La dette publique dans l’histoire[1]

À propos de la dette publique (ou dette souveraine), les commentaires ne manquent pas. Une foule de détails concernant la situation immédiate sont donnés, de multiples “solutions” proposées, mais sans que l’on sache toujours quel est le problème posé. Pour mieux saisir sa nature, il est utile de le situer en perspective historique. C’est l’objet de cette note de lecture de la Dette publique dans l’histoire, dont on ne retiendra que quelques données générales.

Quels sont les critères pour que l’on puisse parler de Dette publique ?

La dette publique n’est pas une dette personnelle (par exemple celle du roi), mais de la collectivité dans son ensemble.

Pour qu’on puisse parler de dette publique, il faut qu’existe une continuité de l’État et une pérennité “morale”, c’est-à-dire que les engagements de l’État comme emprunteur soient susceptibles d’être tenus (respect de la parole de l’État), ceci quel que soit le détenteur du pouvoir. Ce critère est lié à la question de la souveraineté de l’État. L’État doit être considéré comme un “être éternel”, capable donc de remplir ses engagements, respecter la parole donnée. Les prêteurs ne prêtent à un État que s’ils jugent celui-ci solide, capable de durer et donc d’honorer le service de la dette.

Toutefois, la question de la perpétuité de l’État, et donc de sa capacité à honorer ses engagements, peut se révéler un vœu pieu. Beaucoup d’État disparaissent ou ne sont plus capables de remplir leurs engagements.

Pour qu’un État puisse assumer les dettes qu’il contracte, il faut une connaissance de toutes les données de la dette : identification, contrôle, prévision, notamment connaître la proportion entre revenus et dépenses, actuelles et envisagées.

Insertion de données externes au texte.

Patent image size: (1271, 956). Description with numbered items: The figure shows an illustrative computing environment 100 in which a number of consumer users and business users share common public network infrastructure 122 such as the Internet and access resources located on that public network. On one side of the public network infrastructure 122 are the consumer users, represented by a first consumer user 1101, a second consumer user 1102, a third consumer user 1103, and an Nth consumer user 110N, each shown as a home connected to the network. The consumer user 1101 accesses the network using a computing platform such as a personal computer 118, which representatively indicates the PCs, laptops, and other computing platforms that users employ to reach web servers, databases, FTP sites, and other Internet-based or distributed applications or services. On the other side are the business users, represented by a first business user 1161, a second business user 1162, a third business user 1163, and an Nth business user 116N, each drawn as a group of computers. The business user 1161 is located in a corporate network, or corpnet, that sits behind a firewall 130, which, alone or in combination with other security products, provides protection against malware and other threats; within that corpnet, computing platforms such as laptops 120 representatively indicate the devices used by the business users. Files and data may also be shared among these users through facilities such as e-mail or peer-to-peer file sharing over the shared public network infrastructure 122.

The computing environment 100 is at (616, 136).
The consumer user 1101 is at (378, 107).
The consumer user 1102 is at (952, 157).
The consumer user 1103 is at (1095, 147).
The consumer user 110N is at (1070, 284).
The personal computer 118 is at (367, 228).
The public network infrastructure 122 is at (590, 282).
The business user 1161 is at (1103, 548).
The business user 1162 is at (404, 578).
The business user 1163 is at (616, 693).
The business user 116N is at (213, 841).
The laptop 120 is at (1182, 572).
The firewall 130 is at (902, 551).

Cela est nécessaire pour maintenir la confiance publique, plus spécialement celle des prêteurs. Dans son compte-rendu au roi en 1781, Necker regrettait « qu’en France on fasse constamment mystère de l’état des finances », ce qui conduit à mettre en doute la parole de l’Etat, « à laquelle les hommes d’expérience ne croient plus ». Selon lui, la confiance publique est indispensable aux finances d’un Etat moderne.

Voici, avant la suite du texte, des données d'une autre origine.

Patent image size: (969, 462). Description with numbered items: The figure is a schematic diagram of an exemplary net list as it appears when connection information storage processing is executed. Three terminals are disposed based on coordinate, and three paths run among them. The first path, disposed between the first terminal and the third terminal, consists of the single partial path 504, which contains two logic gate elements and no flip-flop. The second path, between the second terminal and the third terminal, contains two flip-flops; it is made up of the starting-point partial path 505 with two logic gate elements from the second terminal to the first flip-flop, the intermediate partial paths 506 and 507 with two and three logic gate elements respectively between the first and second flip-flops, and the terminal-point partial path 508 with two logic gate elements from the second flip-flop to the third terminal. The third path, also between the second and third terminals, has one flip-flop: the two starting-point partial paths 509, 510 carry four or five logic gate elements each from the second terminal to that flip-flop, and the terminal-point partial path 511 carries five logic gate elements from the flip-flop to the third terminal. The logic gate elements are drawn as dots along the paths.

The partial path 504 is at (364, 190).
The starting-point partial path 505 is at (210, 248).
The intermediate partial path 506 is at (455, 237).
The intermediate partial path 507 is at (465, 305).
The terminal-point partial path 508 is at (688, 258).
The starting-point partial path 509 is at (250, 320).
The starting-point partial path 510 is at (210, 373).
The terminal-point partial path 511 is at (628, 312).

Enfin, il existe un autre critère qu’on pourrait nommer de légitimité de la dette. À quoi est-elle consacrée ? Dès le XVIe siècle, on associe en France la question de la dette, même quand il ne s’agit encore que de la dette royale, au fait qu’elle soit au service de la res publica, du bien public. Le souverain, même s’il a commis des erreurs, est censé avoir agi pour le bien du royaume et de ses sujets. La dette est considérée comme légitime si elle sert à financer des dépenses productives, mais aussi si la capacité de remboursement est effective. Un économiste français du début du XIXe siècle, défend l’idée que les emprunts publics sont une bonne chose à condition que l’État soit solide et l’économie en essor.

La question de la légitimité de la dette est ainsi liée à l’idée de dépenses en faveur du développement du pays. Au XVIIIe siècle, dans l’Esprit des Lois, Montesquieu (chapitre « Des dettes publiques »), indiquait à propos des dépenses improductives de l’État : La dette publique a ce gros défaut qu’elle « ôte les revenus véritables de l’État à ceux qui ont de l’activité et de l’industrie, pour le transporter aux gens oisifs, c’est-à-dire qu’on donne des facilités pour travailler à ceux qui ne travaillent point, et des difficultés pour travailler à ceux qui travaillent ».

Toujours à propos de la dette, le philosophe économiste écossais David Hume s’inquiétait pour sa part des effets de désintégration du corps social, lié au fait que la dette profite d’abord aux prêteurs : une trop grande partie de la richesse produite est appropriée par ceux-ci, « classe d’individus oisifs, détachés de l’État et de la nation ».

D’autres théoriciens ont défendu au XVIIIe siècle le recours à la dette publique, en négligeant ses effets néfastes. Ils posaient que la dette publique était bénéfique car elle stimulait la circulation monétaire, contre les thésauriseurs. Toutefois, ils précisaient que l’endettement ne devait pas être illimité, au-delà de la quantité de la production nécessaire.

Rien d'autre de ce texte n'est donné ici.